After the Javnas finished rewriting 50 Simple Things in 2008, they turned their focus to the food system. Sophie now lives in Minneapolis and serves on the Equity, Inclusion, and Justice committee of the national branch of Slow Food, an organization working for a cleaner, fairer food system. And during the Great Recession, when Javna’s local food bank in Ashland announced it might have to close some days, he decided to do something about it.

“My neighbors would be perfectly willing to give something if it was made easy for them,” Javna remembers thinking. So he helped develop a system to go door-to-door to pick up food, which turned into the Ashland Food Project in 2009. It’s still going today. Donors fill a green bag with nonperishable food once every two months and put it outside their front door. The neighborhood coordinators pick up the bags and deliver them to local food banks. The idea is that each person does a small part — a “simple thing” — but understands that their part is just as essential as everyone else’s.

“We hope that this will become a different kind of paradigm in grassroots action,” Javna said. The project has brought millions of pounds of food to local food banks, with nearly a quarter of households in Ashland participating. The model has spread to dozens of communities, spawning independent Food Projects from the West Coast to Massachusetts, Kentucky, and Florida.

50 Simple Things taught me that you can do something small in your attic, and it can have this unexpected impact on other people,” Javna said. With his work in Ashland, he’s spent the last decade figuring out how to design a system for social change that makes it easy and compelling for people to stay involved instead of losing steam. “You take somebody’s impulse to do something on their own and combine it with other people’s impulse to do it on their own, and engineer a system that makes it possible for each of them to play a part in creating a bigger impact,” he said.

John Javna

Two decades after 50 Simple Things came out, the environmental movement is gaining momentum again. Or rather, “Momentum” — a relatively new organizing strategy that’s influenced the Black Lives Matter movement as well as climate-focused groups like Extinction Rebellion and the Sunrise Movement. It offers a blueprint for sustaining social movements, instead of watching them peter out after a protest or two.

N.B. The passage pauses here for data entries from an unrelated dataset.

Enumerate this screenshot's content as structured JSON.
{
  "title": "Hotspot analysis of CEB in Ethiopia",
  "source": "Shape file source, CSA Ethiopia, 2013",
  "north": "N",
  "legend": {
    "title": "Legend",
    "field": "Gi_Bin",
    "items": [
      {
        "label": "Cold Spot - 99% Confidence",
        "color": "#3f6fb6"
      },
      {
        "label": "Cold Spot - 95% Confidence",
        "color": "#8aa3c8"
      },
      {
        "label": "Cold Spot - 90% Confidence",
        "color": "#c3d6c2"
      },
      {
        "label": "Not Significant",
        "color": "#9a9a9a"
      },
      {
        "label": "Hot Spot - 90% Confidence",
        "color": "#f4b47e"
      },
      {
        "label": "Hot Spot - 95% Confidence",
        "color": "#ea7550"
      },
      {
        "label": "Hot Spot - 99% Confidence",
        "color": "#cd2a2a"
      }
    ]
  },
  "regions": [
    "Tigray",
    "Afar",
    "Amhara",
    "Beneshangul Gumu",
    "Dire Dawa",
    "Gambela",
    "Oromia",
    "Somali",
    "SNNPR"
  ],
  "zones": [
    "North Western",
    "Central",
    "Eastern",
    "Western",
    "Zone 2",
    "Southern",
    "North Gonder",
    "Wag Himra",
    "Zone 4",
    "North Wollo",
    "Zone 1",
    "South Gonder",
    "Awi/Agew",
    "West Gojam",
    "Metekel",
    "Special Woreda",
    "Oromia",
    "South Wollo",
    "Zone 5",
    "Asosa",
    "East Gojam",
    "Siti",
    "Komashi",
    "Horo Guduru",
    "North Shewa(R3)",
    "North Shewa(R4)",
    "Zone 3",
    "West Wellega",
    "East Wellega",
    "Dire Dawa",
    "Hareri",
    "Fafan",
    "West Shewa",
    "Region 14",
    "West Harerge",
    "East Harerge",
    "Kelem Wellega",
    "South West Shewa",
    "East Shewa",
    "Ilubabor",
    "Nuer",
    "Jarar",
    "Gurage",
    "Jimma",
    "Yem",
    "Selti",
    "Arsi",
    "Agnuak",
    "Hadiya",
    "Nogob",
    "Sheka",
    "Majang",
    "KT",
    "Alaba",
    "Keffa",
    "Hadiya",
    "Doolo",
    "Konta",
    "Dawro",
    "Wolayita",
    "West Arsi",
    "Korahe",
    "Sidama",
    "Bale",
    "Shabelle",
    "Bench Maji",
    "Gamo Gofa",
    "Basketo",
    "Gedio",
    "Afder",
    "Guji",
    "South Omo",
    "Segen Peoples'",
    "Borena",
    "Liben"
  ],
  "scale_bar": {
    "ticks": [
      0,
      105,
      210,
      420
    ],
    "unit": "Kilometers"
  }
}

As Rebecca Leber wrote for Mother Jones, the idea behind it is to come up with a narrative of what you want to accomplish, attract a wider base through protests, and then round up eager new members to join in-person trainings. Filling city streets with one well-attended march is just the beginning, rather than the end goal.

“In the end, if anything works, it’s not spreading yourself as thin as possible and doing the easiest possible things,” Javna said. The path to success, he believes, is joining a community of people trying to change something for the better — and if the system is set up effectively, then doing the right thing becomes simple.